Cancer is scary — duh…
What’s also scary is paying for it — I’m lucky that I have a job with good insurance and a low annual out of pocket maximum — but, other folks aren’t so luck.
Today Andy and I were talking about my cancer care… my surgery poliday is coming up — so, three years ago today I still had two boobs — and I knew one of them was trying to kill me.
My experience with cancer has changed the way I look at life and the world in general — for example —
- They told me I had cancer over the phone. There was no “we can’t give you the test results, you need to come in to the office” drama — nope, it was “there’s cancer in your biopsy — if you can be in Woodbury at noon, you can see an excellent surgeon” -wow… I’m typing this from the office where I took that phone call. The memory is strong.
- Being diagnosed with cancer is a long process — first, they detect it and they can tell how aggressive it is. Mine was super aggressive. It takes much longer to know the extent of the problem. You get that news from your oncologist. They do a variety of tests on you before and immediately after surgery — then the oncologist looks at all the information and formulates a treatment plan.

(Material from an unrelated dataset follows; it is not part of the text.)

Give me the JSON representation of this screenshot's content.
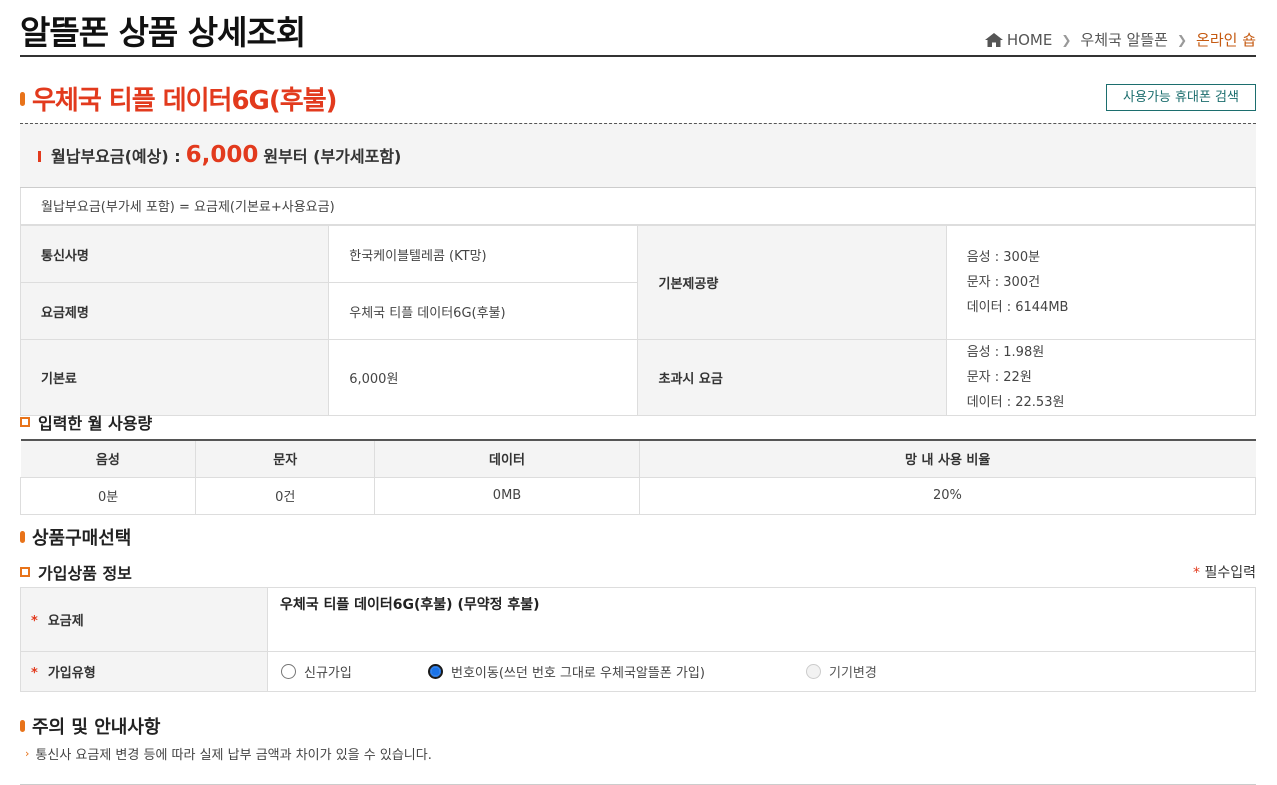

- Cancer is expensive — very expensive. My medical bill from May to December in my cancer year would have been something like $500,000 “retail” — my insurance company paid out about $250,000 in that year alone.
- The first person you talk to at the cancer clinic is the business office — before you see a doctor or a nurse, before they weigh you or any medical professional talks to you — you explain to the cancer clinic how you’re planning to pay for their services. Mine was easy — they’d looked up my insurance, saw that my company pays for stuff and it was a quick meeting. I asked what would happen if I didn’t have good insurance? The answer was, in effect, we’d ask you about other assets — a house, savings etc. Yep — paying for treatment may have meant taking out a second mortgage on a house I don’t own..
- Cancer treatment comes with “education” — I had a class on chemo, taught by a great chemo nurse. They talk about the side effects… all of them. Then at your first appointment with the doctor, the doctor’s nurse tells you about the side effects — then the doctor tells you about them. Each portion of this “education” takes about an hour… by the time you’re done, you’re really freaked out.
- You probably won’t get most of the side effects — and you don’t lose your hair with every kind of chemo.
- If you like avocados – eat lots of them while your taste is more sensitive… just trust me on that one… you won’t regret it!
- “Chemo” isn’t a standard medication. Instead, they look at your kind of cancer and proscribe a mixture of drugs to fight your cancer. They also proscribe a mixture of drugs to reduce the side effects, both in the clinic and when you go home.
- Getting your chemo takes a while in the clinic. They hook you up and the medication drips into you over the course of a few hours. This is when you come to love the chemo nurses — they keep an eye on you to make sure you’re comfortable. They bring you snacks and ask you about your life — They also know their patients well, so if the doctor writes down something that seems unusual to them, they’ll check it out before they give you the drug.
- While you’re sitting in the chemo chair, other patients will probably be right next to you — sometimes with family, sometimes not. Often they take a nap, read or watch TV — and if you’re lucky, you’ll have a chemo buddy or two. My favorite chemo buddy was an older woman with the same diagnosis as me… she was further along on the path, so she could tell me about her experiences and I had a first-hand account of what would probably happen.
- A good chemo clinic will have lots of resources for their patients — emotional and financial support, a nutritionist and other folks to help you adjust to your new body image. This is part of the general idea that cancer patients are people and their whole lives are important to their cancer recovery.
- A good oncologist is one who is interested in the patient’s whole life — mine is awesome. When we have an appointment, we talk about life, what’s going on in both of our home lives and what we’d like to accomplish in the future. Mine celebrated with me when I completed my Ph.D — and he was genuinely happy for me in the way that a relative or close friend would be… He’s also my primary medical resource for other things — because I trust him to give me good advice.
- Having a good support system at home and work is essential, both during treatment and afterward. Having a few close friends and family who will take you to treatment, cook you bland food, cut up your avocados and generally make sure you’re doing ok makes life much better.
- Cancer is scary — but it’s not the end of your life as you know it. It’s kind of like taking a long detour into a bad neighborhood — if you have a good team in your car, you can make it out the other side with a lot of life lessons about how other folks live. You may end up on a different life trajectory on the other side, but that doesn’t mean it’s a bad one. It’s just different.
- Living as a cancer patient in “observation” stage means that you are much more aware of the problems other folks may have. You learn to have compassion for yourself and others — not to take life so seriously and generally to enjoy the people you love that much more.
In the end, I can never say that I’m glad I had cancer. I can say that I learned a lot from the experience, that I’d like to have my left boob back (provide it wouldn’t try to kill me) and that I like my post-cancer life as much or probably more than my pre-cancer life. Like many enriching life experiences, cancer isn’t an easy way to learn these lessons — but, it’s the path I ended up on and I’m happy to be on the other side.